2011-09-06machine-learningresearchstatistics

I’m somehow fascinated by Gibbs sampling for Dirichlet Processes. Here’s how I think of the process at a high level:

  1. You have some data that you assume came from a bunch of unseen (latent) clusters from the same family. Like a collection of Gaussians, for a gaussian mixture model.

  2. In theory, there might have been infinitely many clusters that could have produced your data. But neither computers nor humans can deal well with infinity in practice, so instead, for starters, you just go ahead and sample a finite set of clusters. Say 9 or 121.

  3. Assign each data point to a cluster at random.

  4. Then, take one data point, remove it from its current cluster, and assess the likelihood that it was generated by each of the existing clusters. But here’s the sneaky bit: While you’re doing this step, also sample a few new clusters from your prior over clusters. This will let you assign the current point to a new cluster, maybe !
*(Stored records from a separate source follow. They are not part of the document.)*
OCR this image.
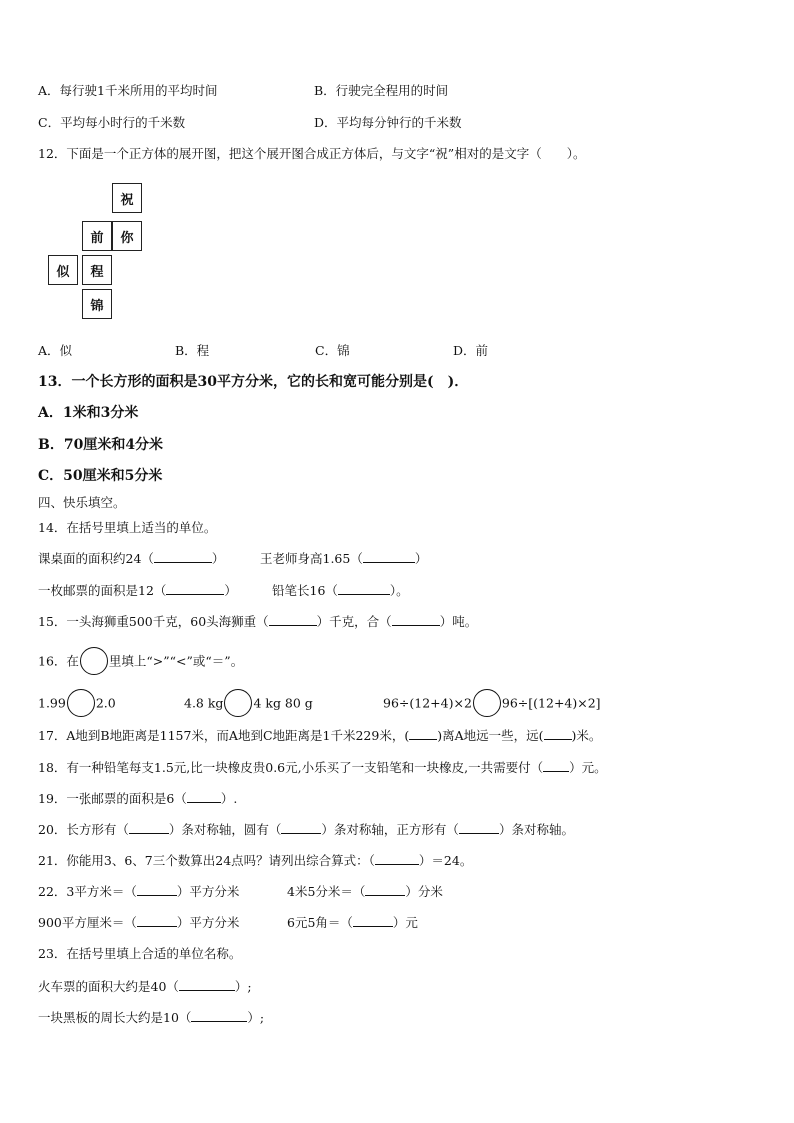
A．每行驶1千米所用的平均时间	B．行驶完全程用的时间
C．平均每小时行的千米数	D．平均每分钟行的千米数
12．下面是一个正方体的展开图，把这个展开图合成正方体后，与文字“祝”相对的是文字（　　）。
祝
前	你
似	程
锦
A．似	B．程	C．锦	D．前
13．一个长方形的面积是30平方分米，它的长和宽可能分别是(　)．
A．1米和3分米
B．70厘米和4分米
C．50厘米和5分米
四、快乐填空。
14．在括号里填上适当的单位。
课桌面的面积约24（	）	王老师身高1.65（	）
一枚邮票的面积是12（	）	铅笔长16（	）。
15．一头海狮重500千克，60头海狮重（	）千克，合（	）吨。
16．在 里填上“>”“<”或“＝”。
1.99 2.0	4.8 kg 4 kg 80 g	96÷(12+4)×2 96÷[(12+4)×2]
17．A地到B地距离是1157米，而A地到C地距离是1千米229米，( )离A地远一些，远( )米。
18．有一种铅笔每支1.5元,比一块橡皮贵0.6元,小乐买了一支铅笔和一块橡皮,一共需要付（ ）元。
19．一张邮票的面积是6（	）.
20．长方形有（	）条对称轴，圆有（	）条对称轴，正方形有（	）条对称轴。
21．你能用3、6、7三个数算出24点吗？请列出综合算式：（	）＝24。
22．3平方米＝（	）平方分米	4米5分米＝（	）分米
900平方厘米＝（	）平方分米	6元5角＝（	）元
23．在括号里填上合适的单位名称。
火车票的面积大约是40（	）;
一块黑板的周长大约是10（	）;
  5. Assign the point to a cluster using some strategy: softmax, argmax, whatevs.

  6. Every once in a while (or concurrently, if you have a lock !), choose a cluster and update its parameters based on the data that are currently assigned to it, by using Bayes Rule to invert the likelihood of the data given the cluster.

  7. Repeat 4 through 6 until, say, no more points change clusters, or until cluster parameters stop changing very much, or the like.

So, I’ve yet to implement this myself, and as such am likely to have missed important details. But, as far as I can tell, it works in theory.

None of this is particularly new; I just find it a cool model for unsupervised clustering. What I do think could be new is extending the spirit of this model to other basis inference tasks.

For example, take the basis induction problem addressed by Smith & Lewicki (2006). They take a bunch of sound data and pipe it through a Matching Pursuit, using the residual errors to adjust the codebook vectors. But they also want to infer the lengths of their basis vectors, so they do this using a sort of hacky heuristic: Whenever basis vectors have peripheral activity surpassing some fixed threshold, a bunch of zero padding gets added to the end of the basis vector. Instead of hacking this together, wouldn’t it be nice to sample basis vectors from some principled prior, and use a similar clustering methodology to assign data to the basis vectors that best explain them?